La fuga impossibile

Vi fu chi tentò di sottrarsi a quelle sofferenze con la fuga. Talvolta ebbe un esito tragico. Boldrini poté vedere i cadaveri di alcuni deportati che avevano tentato di scappare: “Camminando per un sentiero trovammo i resti di tanti nostri amici, con le membra sbranate dai cani poliziotti e alcuni crivellati da colpi di fucile o di mitraglia”.
Ci provarono anche due umbertidesi; lo racconta Primo Fabbri: “Fuggirono Mario Loschi e un giovane di Faldo. Di notte, perché abbiamo visto che a lavorare non c’erano. Ma dove volevano andare, da lassù… Avevano rubato un po’ di pane per sfamarsi durante la fuga. Dopo 50 km a piedi li hanno ripresi. Gli hanno dato un sacco di botte e li hanno messi nel campo di disciplina, 18 ore di lavoro su 24”. Loschi avrebbe portato a lungo sulla pancia le tracce delle sevizie subite con dei ferri roventi dopo la cattura.
Di tentativi di evasione era al corrente anche Corrado Coltrioli: “Qualcuno ha provato a scappare, ma li hanno ripresi tutti. Dopo li mettevano a lavorare per punizione nei campi di sterminio. Se ne sentiva parlare; ce n’era uno a Dora”.
Finì dunque per prevalere un senso di rassegnazione: “Fuggire? Per andare dove?”
Quando ormai le vicende della guerra stavano per precipitare, i tedeschi ricorsero a una mossa che in fondo ne rivelava la disperazione. Chiesero ai deportati, già stremati, di arruolarsi con loro in cambio di un sostanziale miglioramento delle loro condizioni di vita. I più lucidi compresero le insidie che si celavano dietro a quell’adescamento: essere usati come carne da macello al fronte.
Nel leggere i manifesti affissi nei lager, Bruno Consigli percepì la proposta come un ignobile ricatto e provò un moto di ribellione. Ebbe però parole di comprensione per i tifernati di un altro lager i quali – gli era stato riferito – erano andati con i tedeschi: “Poveri ragazzi, erano troppo giovani, non sapevano quello che stavano facendo, ma speriamo che Iddio li abbia aiutati”.

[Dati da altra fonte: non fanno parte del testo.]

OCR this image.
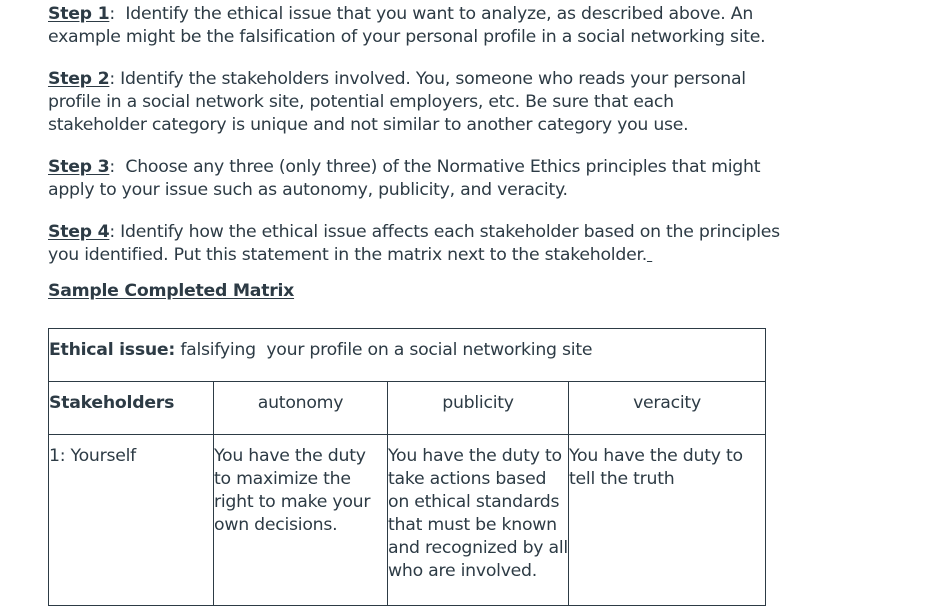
Step 1:  Identify the ethical issue that you want to analyze, as described above. An example might be the falsification of your personal profile in a social networking site.

Step 2: Identify the stakeholders involved. You, someone who reads your personal profile in a social network site, potential employers, etc. Be sure that each stakeholder category is unique and not similar to another category you use.

Step 3:  Choose any three (only three) of the Normative Ethics principles that might apply to your issue such as autonomy, publicity, and veracity.

Step 4: Identify how the ethical issue affects each stakeholder based on the principles you identified. Put this statement in the matrix next to the stakeholder.

Sample Completed Matrix

Ethical issue: falsifying  your profile on a social networking site			
Stakeholders	autonomy	publicity	veracity
1: Yourself	You have the duty to maximize the right to make your own decisions.	You have the duty to take actions based on ethical standards that must be known and recognized by all who are involved.	You have the duty to tell the truth
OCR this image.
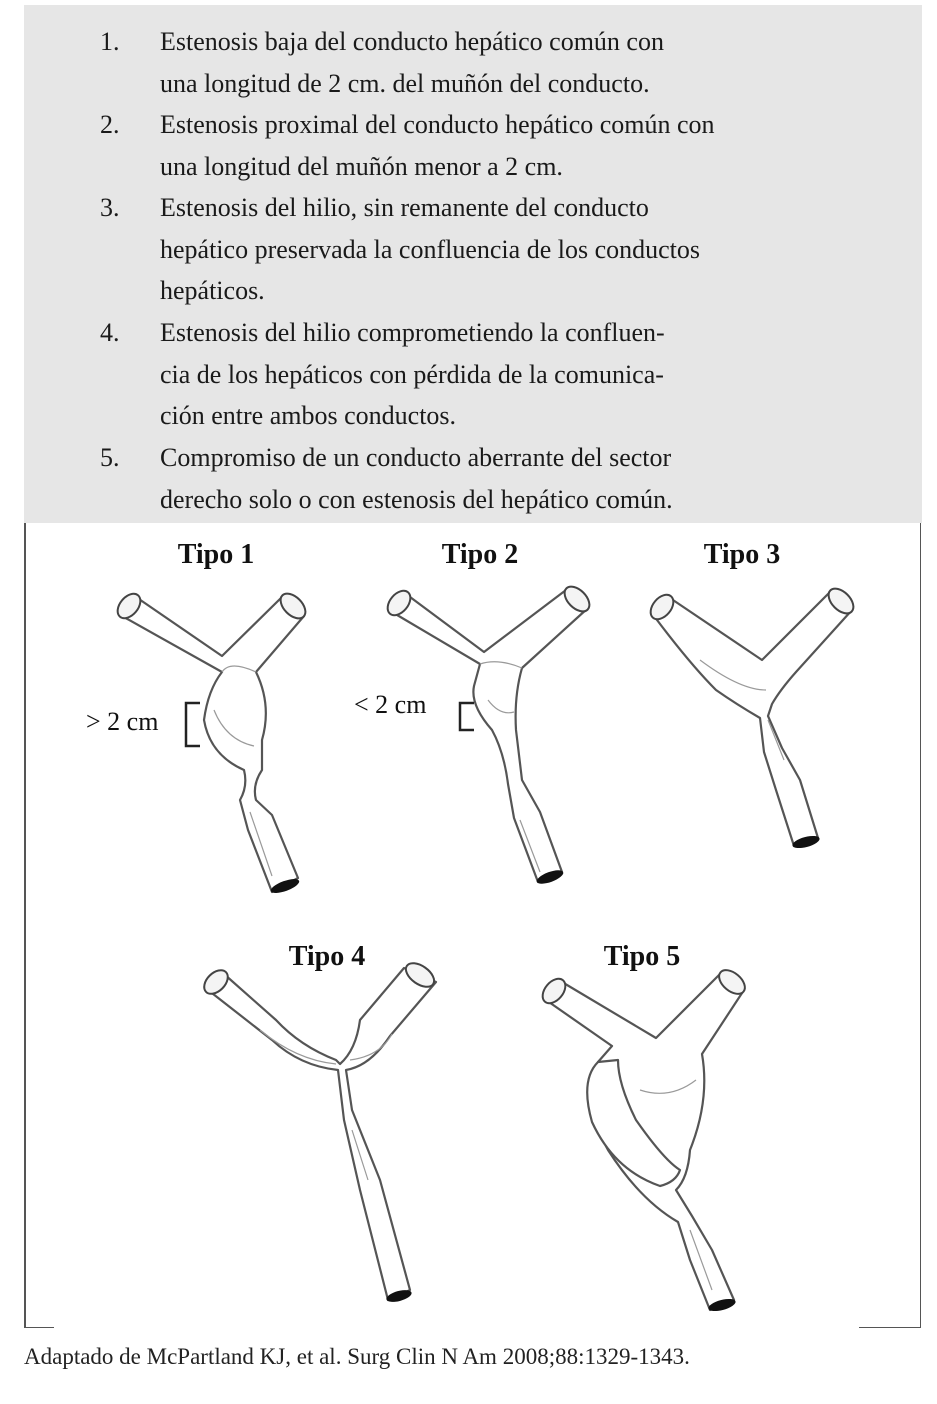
1.	Estenosis baja del conducto hepático común con
una longitud de 2 cm. del muñón del conducto.
2.	Estenosis proximal del conducto hepático común con
una longitud del muñón menor a 2 cm.
3.	Estenosis del hilio, sin remanente del conducto
hepático preservada la confluencia de los conductos
hepáticos.
4.	Estenosis del hilio comprometiendo la confluen-
cia de los hepáticos con pérdida de la comunica-
ción entre ambos conductos.
5.	Compromiso de un conducto aberrante del sector
derecho solo o con estenosis del hepático común.
Tipo 1	Tipo 2	Tipo 3
Tipo 4	Tipo 5
> 2 cm
< 2 cm
Adaptado de McPartland KJ, et al. Surg Clin N Am 2008;88:1329-1343.
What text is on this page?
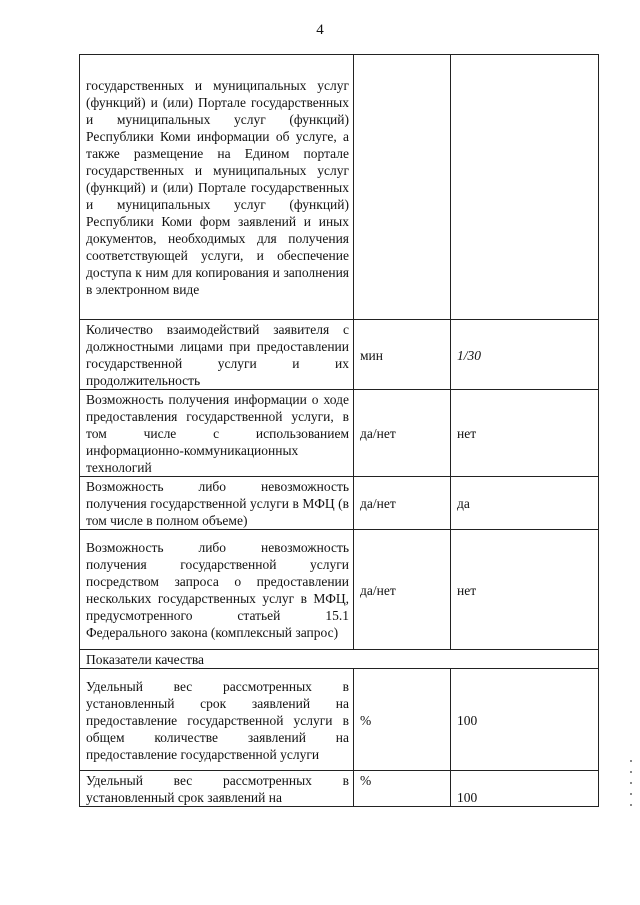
4
государственных и муниципальных услуг (функций) и (или) Портале государственных и муниципальных услуг (функций) Республики Коми информации об услуге, а также размещение на Едином портале государственных и муниципальных услуг (функций) и (или) Портале государственных и муниципальных услуг (функций) Республики Коми форм заявлений и иных документов, необходимых для получения соответствующей услуги, и обеспечение доступа к ним для копирования и заполнения в электронном виде		
Количество взаимодействий заявителя с должностными лицами при предоставлении государственной услуги и их продолжительность	мин	1/30
Возможность получения информации о ходе предоставления государственной услуги, в том числе с использованием информационно-коммуникационных технологий	да/нет	нет
Возможность либо невозможность получения государственной услуги в МФЦ (в том числе в полном объеме)	да/нет	да
Возможность либо невозможность получения государственной услуги посредством запроса о предоставлении нескольких государственных услуг в МФЦ, предусмотренного статьей 15.1 Федерального закона (комплексный запрос)	да/нет	нет
Показатели качества		
Удельный вес рассмотренных в установленный срок заявлений на предоставление государственной услуги в общем количестве заявлений на предоставление государственной услуги	%	100
Удельный вес рассмотренных в установленный срок заявлений на	%	100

La testimonianza di Sergio Ragni rievoca una vicenda dalla tragica conclusione:
“Nel nostro lager alla fine accettarono in parecchi. Di noi di Umbertide solo Nello Rossini. Poveretto, bisogna capirlo: ridotti in quel modo non si ragionava più. Noi ci si raccomandò:
‘Non ci andare a combatte con loro, restiamo uniti, siamo arrivati alla fine, tra poco la guerra finisce’.
Ma lui: ‘Non ce la faccio più’.
I tedeschi trattarono bene per qualche giorno quelli che accettarono la loro proposta: li facevano mangiare abbondantemente vicino alla recinzione del nostro lager, per farci vedere come stavano bene e convincere altri di noi ad arruolarsi. Poi, però, un giorno sono venuti con dei camion, li hanno caricati urlando e li hanno portati via, forse al fronte. Di Nello non si è saputo più niente”.